Borg makes hand-stitched, non-adhesive books with paper and fabric. But there are many other kinds of books.
There’s paper that is an actual water color painting. There’s paper designed with graphics and stencils and various colors. People use embroidery and buttons on their covers.
Borg decides on the size of the book, folds and cuts the “signatures,” which are groups of paper that are folded together and sewn.
Papers are pressed to flatten them, with the goal to get the book to lie flat.
“That’s not easy. The grain of the paper is supposed to be parallel to the spine,” Borg said. “It’s hard in the U.S. to find paper to go with the grain.”
An 8 1/2- by 11-inch piece of paper, folded correctly, would fold left to right, side to side, to be with the grain. But that’s narrow and unwieldy for a book.
Holes are punched in the signatures with an awl, making sure all is even, using templates to line up the holes. Being consistent is tough.
“It’s really easy to make mistakes,” Borg said. A book binder can add marks to the paper for a guild line, erasing them later. But say there is a mistake in size and the paper has to be taken apart and redone. Will the paper look fresh and untouched? Should the book maker undo two hours of work?
It’s a tough call.
Master binder weighs in
Robert LoMascolo is a book binder, printer and designer with his own press, The Press of Robert LoMascolo, in Aurora. He lectures in book arts at Wells College. He has a MFA in book arts from the University of Alabama.
Bookbinding is hard work, he said.
“Books are so common, most of us don’t think too much about how complicated they are. Books are engineered. They must be flexible yet strong, able to open easily, yet capable of protecting their content for decades, if not centuries,” he said in an email.

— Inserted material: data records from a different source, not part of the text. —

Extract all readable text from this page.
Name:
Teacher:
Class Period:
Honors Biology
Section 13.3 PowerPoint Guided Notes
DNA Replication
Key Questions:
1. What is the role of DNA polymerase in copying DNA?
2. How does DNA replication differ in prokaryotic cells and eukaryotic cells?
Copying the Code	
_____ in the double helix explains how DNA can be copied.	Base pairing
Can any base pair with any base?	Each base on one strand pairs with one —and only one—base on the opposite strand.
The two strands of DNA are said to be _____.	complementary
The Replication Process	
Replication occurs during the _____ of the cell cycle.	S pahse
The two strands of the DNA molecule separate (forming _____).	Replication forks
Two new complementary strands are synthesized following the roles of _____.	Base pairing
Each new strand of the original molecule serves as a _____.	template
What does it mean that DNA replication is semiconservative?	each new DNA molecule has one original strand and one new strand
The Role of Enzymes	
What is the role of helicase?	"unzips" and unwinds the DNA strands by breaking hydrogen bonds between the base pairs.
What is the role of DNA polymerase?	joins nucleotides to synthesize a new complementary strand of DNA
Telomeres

“The bookbinder needs to understand the materials they are working with and develop the hand-skills to control them while at the same time being an artist. Uncontrolled moisture and humidity can wreck havoc. You probably never thought much about paper not being dimensionally stable, but the bookbinder is continually aware of it,” he said.
“Unlike many artists, such as an oil painter, the bookbinder rarely has the option to go back and edit or refine their work. If you glue down a sheet of paper and it isn’t perfectly straight or flat, it is pretty much stuck that way. Still, bookbinding is rewarding work, and a well bound book is a thing of lasting beauty.”
Borg says sometimes a book will have to be considered practice.
After the holes are punched in the signatures and the cover, “then you finally get to sew.”
“Which is the fun part. That is a small part of the whole thing,” said Borg of sewing paper and cover.
Katie Keyser/living and leisure editor
Borg loves sewing a hand-made book. It’s her favorite part of the process.
A binder could use a single needle to secure the book, and up to six needles to sew it down, with a variety of color and design to make it unique.
“It could be more than six, God help me. Six is the most I have done,” she said.
She spends four to eight hours on a typical book, over several days. Glued paper has to dry. Pages need to flatten. Borg has a 9 to 5 job she has to do.
Borg joined a hand-made book club out of suburban Boston that charges $10 a month for a project class in a private Facebook site. The people were using their original art work to make paper and designs.
“You learn every month with a group of people. That has absolutely been invaluable,” Borg said. “I made every single project. I learn so much from that.”
“If there’s something you want to learn or to dabble in, this is the time to do it,” Lyon said. Isolation fuels the process and creativity is good for emotional, spiritual and mental health.
“Because of the pandemic, there are a lot of online gatherings,” she said.
She’s networking among artists on IlluXCon, a group that explores imaginative realism. “So many people are online. So many creative groups are out there.”
Borg has found that to be true.
“There’s never been a better time to learn art online,” she said. She’s found she can do stamp graphics and “fun artsy things that I never did before. I am not terrible at it.”
“It’s never too late to have a happy childhood,” Borg said.